Professor Grisez’s point is that destroying the reproductive function of the act, also destroys its ability to unite the spouses.  The couple is only one “organism” when they engage in natural intercourse.  His argument also shows that it is not a bunch of celibate men in Rome who came up with the Church’s teaching against contraception, but human reason.

While I said above that the laws of nature are not the same as the Natural Law, these laws can serve as a reliable guide in discovering the good.  Because nature is intelligible, to act in accord with nature is to act in accord with reason and therefore to act morally.   Conversely we can say that which is not natural is not in accord with reason and therefore is immoral.  One can readily see based on this principle why there is an insistence against “artificial” methods of birth control and something like Natural Family Planning is in accord with the Natural Law.  It is not because they are artificial per se but because they are unnatural.  They do not restore the reproductive facilities to their natural state but instead render them defective.

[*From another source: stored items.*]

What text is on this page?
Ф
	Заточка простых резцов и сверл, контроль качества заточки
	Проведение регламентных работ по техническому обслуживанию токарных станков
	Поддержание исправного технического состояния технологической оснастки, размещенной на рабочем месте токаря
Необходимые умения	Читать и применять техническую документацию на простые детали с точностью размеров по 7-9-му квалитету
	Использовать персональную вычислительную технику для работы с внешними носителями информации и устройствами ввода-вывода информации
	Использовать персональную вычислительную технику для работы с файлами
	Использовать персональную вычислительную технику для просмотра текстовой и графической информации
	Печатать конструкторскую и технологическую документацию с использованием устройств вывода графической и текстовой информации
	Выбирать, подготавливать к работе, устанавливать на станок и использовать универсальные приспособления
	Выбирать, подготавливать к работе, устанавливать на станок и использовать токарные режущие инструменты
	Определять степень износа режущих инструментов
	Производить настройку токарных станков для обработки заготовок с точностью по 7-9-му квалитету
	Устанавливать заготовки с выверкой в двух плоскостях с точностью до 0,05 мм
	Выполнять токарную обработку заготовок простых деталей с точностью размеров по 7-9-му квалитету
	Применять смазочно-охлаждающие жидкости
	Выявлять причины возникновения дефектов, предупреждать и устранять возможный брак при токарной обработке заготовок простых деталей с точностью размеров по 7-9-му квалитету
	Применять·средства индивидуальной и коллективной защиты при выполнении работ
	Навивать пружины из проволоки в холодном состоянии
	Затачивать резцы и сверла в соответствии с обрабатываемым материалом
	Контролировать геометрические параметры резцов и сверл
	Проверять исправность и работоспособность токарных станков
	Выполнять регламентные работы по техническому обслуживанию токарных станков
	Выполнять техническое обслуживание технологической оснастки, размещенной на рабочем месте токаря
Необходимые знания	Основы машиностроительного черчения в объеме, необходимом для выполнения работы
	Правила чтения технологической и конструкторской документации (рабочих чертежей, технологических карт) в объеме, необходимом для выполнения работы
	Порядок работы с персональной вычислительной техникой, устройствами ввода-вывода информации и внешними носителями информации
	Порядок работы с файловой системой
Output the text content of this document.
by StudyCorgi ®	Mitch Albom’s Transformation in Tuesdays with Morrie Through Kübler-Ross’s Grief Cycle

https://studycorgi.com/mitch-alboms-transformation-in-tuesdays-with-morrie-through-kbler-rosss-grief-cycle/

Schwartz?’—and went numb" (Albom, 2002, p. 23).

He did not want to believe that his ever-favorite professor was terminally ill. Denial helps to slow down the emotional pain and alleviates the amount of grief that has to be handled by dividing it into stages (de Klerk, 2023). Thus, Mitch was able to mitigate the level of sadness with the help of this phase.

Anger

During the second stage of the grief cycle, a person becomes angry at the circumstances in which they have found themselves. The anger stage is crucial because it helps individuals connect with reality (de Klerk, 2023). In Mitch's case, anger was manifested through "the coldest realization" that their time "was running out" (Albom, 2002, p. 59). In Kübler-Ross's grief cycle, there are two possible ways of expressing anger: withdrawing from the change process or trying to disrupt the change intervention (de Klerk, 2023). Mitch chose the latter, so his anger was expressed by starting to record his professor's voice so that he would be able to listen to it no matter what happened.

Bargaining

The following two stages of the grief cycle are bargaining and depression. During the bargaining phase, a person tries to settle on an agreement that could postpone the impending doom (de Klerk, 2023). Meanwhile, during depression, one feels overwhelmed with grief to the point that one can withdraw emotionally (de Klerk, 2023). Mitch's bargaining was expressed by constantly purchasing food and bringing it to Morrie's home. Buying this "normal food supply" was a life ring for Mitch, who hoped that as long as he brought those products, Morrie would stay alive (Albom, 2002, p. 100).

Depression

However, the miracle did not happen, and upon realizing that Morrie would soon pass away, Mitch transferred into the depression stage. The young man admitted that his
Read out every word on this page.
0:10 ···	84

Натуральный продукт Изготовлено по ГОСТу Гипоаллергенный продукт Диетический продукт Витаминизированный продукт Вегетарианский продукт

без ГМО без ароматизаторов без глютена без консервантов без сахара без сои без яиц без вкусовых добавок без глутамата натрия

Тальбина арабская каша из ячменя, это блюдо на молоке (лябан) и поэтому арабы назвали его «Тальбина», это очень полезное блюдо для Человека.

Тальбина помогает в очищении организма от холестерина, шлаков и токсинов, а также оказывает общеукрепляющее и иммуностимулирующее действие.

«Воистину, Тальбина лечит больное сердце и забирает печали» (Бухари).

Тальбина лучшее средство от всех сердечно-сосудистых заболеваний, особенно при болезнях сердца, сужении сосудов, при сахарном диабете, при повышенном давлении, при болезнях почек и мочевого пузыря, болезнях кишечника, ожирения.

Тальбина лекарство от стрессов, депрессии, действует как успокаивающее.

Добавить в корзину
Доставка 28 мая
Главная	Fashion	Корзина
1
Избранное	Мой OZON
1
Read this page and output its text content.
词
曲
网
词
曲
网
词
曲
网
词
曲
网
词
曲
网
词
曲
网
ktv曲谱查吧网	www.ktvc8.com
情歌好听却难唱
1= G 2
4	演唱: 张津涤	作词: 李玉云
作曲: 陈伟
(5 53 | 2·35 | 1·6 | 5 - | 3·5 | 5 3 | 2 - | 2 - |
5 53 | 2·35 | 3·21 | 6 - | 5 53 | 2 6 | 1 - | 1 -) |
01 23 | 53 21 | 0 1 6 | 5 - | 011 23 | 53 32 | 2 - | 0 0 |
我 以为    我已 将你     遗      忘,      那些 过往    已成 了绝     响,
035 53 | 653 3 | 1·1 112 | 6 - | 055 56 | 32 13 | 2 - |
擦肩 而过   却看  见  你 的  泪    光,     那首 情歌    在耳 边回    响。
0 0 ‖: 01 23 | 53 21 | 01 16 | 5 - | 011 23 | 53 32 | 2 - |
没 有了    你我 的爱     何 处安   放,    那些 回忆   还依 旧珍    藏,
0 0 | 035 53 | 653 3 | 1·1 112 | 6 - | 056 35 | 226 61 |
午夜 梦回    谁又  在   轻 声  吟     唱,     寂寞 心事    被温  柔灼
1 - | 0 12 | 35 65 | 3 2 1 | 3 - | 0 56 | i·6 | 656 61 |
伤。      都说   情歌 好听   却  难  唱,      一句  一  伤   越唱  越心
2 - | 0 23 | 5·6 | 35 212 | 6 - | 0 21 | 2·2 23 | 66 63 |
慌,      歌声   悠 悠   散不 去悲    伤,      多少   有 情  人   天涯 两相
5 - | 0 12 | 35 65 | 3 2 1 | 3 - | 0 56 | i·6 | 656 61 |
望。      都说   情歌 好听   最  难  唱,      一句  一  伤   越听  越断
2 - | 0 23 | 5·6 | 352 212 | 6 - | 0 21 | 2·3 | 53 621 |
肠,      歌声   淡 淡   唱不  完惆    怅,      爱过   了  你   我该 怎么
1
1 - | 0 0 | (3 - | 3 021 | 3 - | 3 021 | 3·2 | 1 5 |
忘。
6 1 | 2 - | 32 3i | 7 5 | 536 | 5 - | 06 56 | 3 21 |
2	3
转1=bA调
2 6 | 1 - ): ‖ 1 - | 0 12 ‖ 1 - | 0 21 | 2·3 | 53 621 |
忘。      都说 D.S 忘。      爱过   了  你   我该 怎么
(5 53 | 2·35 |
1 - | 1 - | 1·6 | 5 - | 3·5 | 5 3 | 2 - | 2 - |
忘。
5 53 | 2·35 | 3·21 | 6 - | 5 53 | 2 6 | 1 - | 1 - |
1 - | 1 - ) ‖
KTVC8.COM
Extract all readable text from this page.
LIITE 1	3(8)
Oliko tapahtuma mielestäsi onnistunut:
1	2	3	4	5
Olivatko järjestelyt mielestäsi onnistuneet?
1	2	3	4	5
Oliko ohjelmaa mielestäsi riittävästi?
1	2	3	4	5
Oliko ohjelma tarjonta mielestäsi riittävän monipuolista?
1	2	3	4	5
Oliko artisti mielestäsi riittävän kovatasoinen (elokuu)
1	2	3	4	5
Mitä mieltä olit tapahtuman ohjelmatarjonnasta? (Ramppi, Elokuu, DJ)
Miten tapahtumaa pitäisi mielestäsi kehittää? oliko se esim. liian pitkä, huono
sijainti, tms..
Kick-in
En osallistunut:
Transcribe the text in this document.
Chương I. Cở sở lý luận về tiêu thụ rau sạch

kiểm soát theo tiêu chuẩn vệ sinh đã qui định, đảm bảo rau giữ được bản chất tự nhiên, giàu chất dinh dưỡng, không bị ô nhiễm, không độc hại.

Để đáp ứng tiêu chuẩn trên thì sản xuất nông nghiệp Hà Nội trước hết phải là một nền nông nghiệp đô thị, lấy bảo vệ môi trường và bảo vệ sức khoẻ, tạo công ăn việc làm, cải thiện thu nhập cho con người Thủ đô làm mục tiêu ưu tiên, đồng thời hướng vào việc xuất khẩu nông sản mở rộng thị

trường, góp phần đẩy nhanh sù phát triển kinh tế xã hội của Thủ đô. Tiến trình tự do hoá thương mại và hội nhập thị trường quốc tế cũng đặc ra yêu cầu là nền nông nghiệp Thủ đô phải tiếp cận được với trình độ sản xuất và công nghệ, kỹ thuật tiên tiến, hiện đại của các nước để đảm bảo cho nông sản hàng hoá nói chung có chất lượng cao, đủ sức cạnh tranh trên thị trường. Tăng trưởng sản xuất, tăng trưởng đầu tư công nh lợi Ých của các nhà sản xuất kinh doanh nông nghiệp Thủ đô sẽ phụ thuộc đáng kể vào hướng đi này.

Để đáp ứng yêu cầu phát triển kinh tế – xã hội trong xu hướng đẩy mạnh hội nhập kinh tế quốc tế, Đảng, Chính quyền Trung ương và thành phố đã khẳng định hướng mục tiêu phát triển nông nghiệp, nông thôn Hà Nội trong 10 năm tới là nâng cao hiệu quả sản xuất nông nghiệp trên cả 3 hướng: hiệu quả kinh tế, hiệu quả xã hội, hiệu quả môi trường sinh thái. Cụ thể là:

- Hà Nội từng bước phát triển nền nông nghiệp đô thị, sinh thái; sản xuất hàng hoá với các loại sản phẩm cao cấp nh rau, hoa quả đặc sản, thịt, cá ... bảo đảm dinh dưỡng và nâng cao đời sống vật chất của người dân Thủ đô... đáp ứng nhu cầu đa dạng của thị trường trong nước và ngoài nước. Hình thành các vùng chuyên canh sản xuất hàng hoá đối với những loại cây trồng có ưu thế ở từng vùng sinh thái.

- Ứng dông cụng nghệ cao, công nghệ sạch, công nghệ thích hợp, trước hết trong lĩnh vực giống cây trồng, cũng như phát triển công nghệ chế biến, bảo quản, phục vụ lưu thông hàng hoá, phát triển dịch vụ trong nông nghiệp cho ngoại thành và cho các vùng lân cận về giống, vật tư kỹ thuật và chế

There are many who question why contraception is morally wrong and practices such as Natural Family planning are deemed morally licit.  They reason that because both the contracepting and the NFP couples have the same intention—to avoid pregnancy—that they are simply using different means to make this happen.  But as we have seen it is not the intention that necessarily makes birth control morally illicit, it is the means by which this is done that can be problematic.

This also betrays a certain misunderstanding of what is actually being done (or in this case not done) when couples practice NFP.  By abstaining from the marital act during periods of fertility, the couple is not falsifying the act in the way a contracepting couple does.

A straightforward way of seeing why NFP is morally permissible is through a simple three step argument.  If there is nothing wrong with spouses’ choosing to avoid pregnancy for just reasons and there is nothing necessarily wrong with a couple choosing not to engage in the marital embrace then there can be nothing wrong with not having sexual intercourse with the intent of not getting pregnant.